First World War support to schools
What support is available to teaching staff for First World War commemorations?
Soldiers to Schools will make available trained soldiers who will provide direct support to teacher-led delivery of First World War lessons in secondary schools in the United Kingdom.
What subjects can they cover?
Due to the breadth of the subject matter, soldiers are unable to be experts in all aspects of the First World War. However, they are experts at a personal level on what it means to be a soldier and, with limited research, they are able to explain comparisons and contrasts between the Army of 1914–1918 and of today.

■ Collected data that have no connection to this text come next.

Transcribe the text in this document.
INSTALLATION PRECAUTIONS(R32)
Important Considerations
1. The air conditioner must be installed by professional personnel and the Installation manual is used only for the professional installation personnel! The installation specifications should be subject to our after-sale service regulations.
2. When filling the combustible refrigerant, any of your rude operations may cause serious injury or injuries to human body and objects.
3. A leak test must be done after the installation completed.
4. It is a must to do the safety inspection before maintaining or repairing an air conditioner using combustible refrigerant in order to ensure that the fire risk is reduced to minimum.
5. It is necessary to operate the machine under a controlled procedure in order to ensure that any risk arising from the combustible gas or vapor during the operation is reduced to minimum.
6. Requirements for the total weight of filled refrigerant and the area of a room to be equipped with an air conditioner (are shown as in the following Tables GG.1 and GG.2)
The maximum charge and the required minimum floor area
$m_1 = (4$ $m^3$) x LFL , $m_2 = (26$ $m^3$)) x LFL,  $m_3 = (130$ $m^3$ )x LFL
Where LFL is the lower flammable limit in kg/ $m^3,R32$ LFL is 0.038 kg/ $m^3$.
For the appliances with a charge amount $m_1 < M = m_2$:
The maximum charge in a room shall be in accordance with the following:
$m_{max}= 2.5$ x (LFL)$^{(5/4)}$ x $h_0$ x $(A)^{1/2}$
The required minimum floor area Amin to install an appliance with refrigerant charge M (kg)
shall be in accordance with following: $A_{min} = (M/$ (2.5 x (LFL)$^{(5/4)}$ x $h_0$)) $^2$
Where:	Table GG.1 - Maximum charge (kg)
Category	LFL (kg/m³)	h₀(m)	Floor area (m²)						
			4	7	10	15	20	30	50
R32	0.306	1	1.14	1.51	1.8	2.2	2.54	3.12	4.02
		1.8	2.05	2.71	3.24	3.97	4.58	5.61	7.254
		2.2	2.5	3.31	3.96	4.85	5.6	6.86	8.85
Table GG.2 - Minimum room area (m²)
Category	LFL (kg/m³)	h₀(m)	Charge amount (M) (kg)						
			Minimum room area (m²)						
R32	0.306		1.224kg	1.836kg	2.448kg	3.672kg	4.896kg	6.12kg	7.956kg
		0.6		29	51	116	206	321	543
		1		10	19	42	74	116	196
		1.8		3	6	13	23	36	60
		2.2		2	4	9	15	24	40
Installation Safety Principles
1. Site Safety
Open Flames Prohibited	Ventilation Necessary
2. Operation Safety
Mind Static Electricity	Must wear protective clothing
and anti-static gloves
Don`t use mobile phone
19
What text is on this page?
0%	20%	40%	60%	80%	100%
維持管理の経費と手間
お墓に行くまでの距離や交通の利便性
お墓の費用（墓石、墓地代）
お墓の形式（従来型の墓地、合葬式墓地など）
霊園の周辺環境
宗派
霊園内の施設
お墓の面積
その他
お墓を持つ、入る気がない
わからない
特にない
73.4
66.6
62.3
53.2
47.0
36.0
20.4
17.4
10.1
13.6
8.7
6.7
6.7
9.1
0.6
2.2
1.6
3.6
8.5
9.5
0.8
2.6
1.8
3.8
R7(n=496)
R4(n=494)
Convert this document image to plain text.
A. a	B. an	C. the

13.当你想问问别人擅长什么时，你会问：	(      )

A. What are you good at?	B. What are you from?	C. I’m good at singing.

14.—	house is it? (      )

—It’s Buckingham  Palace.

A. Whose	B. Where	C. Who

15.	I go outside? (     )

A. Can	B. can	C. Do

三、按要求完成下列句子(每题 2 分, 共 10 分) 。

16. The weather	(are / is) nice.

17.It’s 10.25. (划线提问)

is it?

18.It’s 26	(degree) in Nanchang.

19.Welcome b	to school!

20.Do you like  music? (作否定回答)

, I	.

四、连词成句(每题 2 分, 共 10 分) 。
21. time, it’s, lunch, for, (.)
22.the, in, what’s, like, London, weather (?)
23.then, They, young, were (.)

The precise nature of the soldier’s contribution to a lesson will be as a result of discussion and agreement between the teacher and the soldier.
Soldiers to Schools themes could include:
- The 1914/2014 Recruitment process: Regular and Reserves
- Basic training: officer and soldier – then and now
- Specialist training
- The reality of living in the field
- Camaraderie, teamwork and the importance of leadership in the Army
- Individual leadership development
- Personal equipment and developments during the war
- Specialist equipment and developments during the war
- Impact of combat: personal; family; community and society
Why only secondary schools?
The large number of schools across England, Scotland, Wales and Northern Ireland means that our activity has to be targeted in order to make best use of these specially trained individuals.
Isn't this just recruiting?
The Army has directed that Soldiers to Schools is not to be combined with recruiting activities. The soldiers have been selected from local Regular and Reserve units across the wider Army, rather than specific recruiting organisations.
What level of soldier should be expected?
Soldiers will be senior non-commissioned officers or commissioned officers, with a wealth of military experience.
It is possible that some soldiers attending schools will not have undergone CRB or DBS checking. Schools must ensure that soldiers are accompanied throughout their visit and are not left alone unsupervised with young people.